A foolish young rabbit hopped over the shoulder of a neighbouring sand-hill to see what all the disturbance was about. In a moment the round stone clubs flew and the sense was out of him before he had time to twinkle an eye or form any opinion on the subject. With a whoop the boys sprang at him and resolved themselves instantly into a pyrotechnic whirl of arms and legs and red-hot faces and flying sand, as they fought for their prey.
"Little savages!" said the young man, and did his best to separate them.
But he might as well have attempted argument with a Catherine wheel in the full tide of its short life. And so he took to indiscriminate spanking wherever bare slabs of tumbling flesh gave him a chance, and presently, under the influence of his gentle suasion the combatants separated and stood panting and tingling. The causus belli had disappeared beneath the turmoil of the encounter, but suddenly it came to light again under the workings of twenty restless little toes. They both instantly dived for it, and the fight looked like beginning all over again, when the long white arm shot in and secured it and held it up above their reach.
"I say! Are you boys or tiger-cats?" he asked, as he examined them again curiously.
"Carr'ns," panted one, while both gazed at the rabbit like hounds at the kill.
"Yes, you said that before, but I'm none the wiser. Where do you live when you're clothed and in your right minds?--if you ever are," he added doubtfully.
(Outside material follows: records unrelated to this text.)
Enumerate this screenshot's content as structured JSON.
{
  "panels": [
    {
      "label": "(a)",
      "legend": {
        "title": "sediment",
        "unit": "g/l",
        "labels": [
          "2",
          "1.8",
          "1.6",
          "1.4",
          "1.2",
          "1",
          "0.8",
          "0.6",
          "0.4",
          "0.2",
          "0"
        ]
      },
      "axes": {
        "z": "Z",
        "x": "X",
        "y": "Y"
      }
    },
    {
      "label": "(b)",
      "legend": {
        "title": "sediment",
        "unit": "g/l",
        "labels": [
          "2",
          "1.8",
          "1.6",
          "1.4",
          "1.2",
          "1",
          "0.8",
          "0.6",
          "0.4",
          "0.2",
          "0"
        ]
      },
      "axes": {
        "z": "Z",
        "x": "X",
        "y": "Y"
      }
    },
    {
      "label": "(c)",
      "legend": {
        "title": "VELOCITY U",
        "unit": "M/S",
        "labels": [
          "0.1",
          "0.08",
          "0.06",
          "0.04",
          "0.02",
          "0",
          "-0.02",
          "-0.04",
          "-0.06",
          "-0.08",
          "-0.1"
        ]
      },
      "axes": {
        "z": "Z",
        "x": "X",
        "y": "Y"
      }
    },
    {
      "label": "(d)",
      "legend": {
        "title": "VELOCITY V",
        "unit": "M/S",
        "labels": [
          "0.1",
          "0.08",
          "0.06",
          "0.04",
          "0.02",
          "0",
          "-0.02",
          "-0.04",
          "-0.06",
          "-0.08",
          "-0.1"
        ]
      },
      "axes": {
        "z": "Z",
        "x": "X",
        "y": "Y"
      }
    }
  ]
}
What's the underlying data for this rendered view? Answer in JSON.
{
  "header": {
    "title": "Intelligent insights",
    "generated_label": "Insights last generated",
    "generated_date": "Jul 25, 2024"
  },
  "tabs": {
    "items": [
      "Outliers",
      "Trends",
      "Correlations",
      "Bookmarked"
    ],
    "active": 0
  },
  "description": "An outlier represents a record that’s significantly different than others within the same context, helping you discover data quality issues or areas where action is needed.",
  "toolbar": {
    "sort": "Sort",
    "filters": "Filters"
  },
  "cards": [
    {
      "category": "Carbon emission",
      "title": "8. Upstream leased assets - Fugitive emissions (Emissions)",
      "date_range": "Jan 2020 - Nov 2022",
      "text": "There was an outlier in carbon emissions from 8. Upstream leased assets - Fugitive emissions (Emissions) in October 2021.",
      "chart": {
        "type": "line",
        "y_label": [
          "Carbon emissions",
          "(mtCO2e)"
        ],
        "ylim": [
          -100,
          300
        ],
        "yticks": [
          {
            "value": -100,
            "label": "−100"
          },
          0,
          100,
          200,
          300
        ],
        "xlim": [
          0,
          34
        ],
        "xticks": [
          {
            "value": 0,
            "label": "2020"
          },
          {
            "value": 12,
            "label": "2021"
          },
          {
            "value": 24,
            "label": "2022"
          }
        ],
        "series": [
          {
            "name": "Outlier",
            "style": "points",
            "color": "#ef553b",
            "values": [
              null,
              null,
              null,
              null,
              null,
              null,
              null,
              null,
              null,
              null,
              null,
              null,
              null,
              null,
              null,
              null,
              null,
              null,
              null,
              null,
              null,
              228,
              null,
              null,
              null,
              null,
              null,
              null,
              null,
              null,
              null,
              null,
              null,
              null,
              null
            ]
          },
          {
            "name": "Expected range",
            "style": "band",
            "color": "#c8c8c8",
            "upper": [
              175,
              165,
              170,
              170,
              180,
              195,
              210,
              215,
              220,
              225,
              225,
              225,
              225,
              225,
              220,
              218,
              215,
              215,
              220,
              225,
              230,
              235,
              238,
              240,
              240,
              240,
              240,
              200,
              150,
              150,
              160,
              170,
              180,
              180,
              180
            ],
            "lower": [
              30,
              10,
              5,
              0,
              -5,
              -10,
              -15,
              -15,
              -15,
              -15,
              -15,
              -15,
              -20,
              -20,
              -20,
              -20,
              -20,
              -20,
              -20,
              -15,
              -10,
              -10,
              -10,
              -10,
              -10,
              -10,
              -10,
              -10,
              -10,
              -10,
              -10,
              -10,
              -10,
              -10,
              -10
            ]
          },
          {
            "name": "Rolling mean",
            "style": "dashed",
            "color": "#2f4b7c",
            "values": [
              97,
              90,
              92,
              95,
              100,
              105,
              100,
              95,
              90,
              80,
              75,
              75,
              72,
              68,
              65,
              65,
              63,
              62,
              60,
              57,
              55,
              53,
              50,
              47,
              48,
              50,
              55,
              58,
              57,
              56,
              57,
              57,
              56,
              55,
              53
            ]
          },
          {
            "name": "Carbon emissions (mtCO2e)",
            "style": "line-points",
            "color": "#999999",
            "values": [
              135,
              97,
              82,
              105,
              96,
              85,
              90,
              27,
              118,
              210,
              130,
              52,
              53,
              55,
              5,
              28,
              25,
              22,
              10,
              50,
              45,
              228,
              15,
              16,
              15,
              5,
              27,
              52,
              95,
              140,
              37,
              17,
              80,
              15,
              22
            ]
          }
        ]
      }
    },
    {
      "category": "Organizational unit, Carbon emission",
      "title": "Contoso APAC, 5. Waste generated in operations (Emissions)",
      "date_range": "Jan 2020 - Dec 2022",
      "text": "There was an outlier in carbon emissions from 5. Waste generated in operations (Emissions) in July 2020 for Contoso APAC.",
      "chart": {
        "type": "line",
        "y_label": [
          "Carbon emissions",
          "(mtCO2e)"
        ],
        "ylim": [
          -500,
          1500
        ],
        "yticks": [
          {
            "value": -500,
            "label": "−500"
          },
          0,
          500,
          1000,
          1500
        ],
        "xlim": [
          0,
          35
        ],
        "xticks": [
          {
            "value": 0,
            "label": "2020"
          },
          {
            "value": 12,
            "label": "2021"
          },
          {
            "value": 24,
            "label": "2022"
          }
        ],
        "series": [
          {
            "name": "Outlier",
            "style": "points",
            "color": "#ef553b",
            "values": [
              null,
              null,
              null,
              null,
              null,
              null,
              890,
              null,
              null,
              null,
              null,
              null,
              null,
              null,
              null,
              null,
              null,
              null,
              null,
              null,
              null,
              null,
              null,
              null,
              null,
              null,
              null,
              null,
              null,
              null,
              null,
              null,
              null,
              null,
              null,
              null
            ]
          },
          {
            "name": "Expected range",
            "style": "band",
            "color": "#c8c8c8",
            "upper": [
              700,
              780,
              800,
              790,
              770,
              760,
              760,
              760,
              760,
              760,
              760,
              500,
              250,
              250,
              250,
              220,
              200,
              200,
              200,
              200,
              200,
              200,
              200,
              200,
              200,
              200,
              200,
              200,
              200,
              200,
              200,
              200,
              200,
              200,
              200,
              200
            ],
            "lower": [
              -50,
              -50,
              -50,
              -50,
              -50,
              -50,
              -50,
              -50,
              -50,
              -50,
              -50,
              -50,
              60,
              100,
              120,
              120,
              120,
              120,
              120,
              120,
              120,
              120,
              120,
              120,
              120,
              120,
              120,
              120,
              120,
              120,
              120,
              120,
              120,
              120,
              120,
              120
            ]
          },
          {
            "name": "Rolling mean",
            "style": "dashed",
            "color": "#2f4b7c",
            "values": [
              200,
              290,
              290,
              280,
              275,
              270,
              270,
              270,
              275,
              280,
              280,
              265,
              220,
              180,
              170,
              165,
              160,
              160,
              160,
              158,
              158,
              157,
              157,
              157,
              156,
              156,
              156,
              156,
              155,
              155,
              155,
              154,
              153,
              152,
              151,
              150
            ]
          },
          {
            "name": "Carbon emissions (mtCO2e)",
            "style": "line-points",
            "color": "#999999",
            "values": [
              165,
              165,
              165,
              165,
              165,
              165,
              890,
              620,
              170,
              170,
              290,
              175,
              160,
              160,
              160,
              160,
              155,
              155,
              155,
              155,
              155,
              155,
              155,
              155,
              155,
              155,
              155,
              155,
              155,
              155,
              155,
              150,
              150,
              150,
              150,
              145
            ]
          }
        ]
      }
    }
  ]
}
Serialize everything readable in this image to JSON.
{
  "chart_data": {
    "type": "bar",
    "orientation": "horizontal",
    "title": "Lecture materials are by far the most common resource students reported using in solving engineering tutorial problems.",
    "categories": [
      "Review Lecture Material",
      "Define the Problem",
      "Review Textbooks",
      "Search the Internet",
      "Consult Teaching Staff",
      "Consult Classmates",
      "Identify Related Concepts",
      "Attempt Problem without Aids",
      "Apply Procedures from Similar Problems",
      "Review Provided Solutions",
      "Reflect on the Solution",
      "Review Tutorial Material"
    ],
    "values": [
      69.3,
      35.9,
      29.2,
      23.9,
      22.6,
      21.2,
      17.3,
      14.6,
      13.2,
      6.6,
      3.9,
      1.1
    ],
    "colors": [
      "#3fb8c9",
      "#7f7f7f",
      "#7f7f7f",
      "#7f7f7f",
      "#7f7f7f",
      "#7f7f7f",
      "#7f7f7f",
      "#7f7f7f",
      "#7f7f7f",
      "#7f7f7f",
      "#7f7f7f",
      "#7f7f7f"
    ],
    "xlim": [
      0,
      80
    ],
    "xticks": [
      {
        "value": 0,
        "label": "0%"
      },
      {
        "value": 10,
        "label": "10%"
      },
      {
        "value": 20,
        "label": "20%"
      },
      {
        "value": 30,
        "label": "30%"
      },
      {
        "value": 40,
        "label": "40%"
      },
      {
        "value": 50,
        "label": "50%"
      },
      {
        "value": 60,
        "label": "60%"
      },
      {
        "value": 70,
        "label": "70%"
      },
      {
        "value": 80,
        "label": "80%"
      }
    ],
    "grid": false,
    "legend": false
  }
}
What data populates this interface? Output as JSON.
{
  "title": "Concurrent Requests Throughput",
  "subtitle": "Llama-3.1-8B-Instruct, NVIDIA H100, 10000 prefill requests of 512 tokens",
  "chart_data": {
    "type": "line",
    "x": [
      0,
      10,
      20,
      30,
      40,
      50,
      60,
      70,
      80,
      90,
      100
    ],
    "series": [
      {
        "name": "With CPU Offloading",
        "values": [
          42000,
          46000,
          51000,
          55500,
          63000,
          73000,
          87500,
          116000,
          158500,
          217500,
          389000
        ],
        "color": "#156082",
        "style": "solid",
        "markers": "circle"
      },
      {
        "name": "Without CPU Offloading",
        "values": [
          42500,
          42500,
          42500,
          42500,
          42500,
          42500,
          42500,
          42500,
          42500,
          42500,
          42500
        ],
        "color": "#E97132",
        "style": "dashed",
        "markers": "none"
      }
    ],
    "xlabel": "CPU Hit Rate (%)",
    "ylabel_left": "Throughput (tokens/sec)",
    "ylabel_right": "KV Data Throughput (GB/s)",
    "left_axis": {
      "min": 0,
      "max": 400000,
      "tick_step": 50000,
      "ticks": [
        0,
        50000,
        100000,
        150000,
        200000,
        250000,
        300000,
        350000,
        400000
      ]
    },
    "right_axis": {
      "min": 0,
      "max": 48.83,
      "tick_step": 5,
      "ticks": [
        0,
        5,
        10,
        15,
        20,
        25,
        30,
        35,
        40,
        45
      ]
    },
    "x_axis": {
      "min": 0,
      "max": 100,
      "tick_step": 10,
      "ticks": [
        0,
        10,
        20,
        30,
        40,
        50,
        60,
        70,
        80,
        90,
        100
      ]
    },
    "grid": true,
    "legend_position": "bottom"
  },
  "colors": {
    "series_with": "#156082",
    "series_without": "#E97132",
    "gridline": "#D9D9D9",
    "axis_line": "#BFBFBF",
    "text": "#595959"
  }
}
One of them jerked his head sharply in the direction of the great gray house away along the shore.
"There?"
Another curt nod. He had rarely met such unnatural reserve, even in Whitechapel, where pointed questions from a stranger are received with a very natural suspicion. Here, as there, it only made him the more determined to get to the bottom of it. But Whitechapel had taught him, among other things, that round-about is sometimes the only way home.
"Why do you want to fight over a dead rabbit?"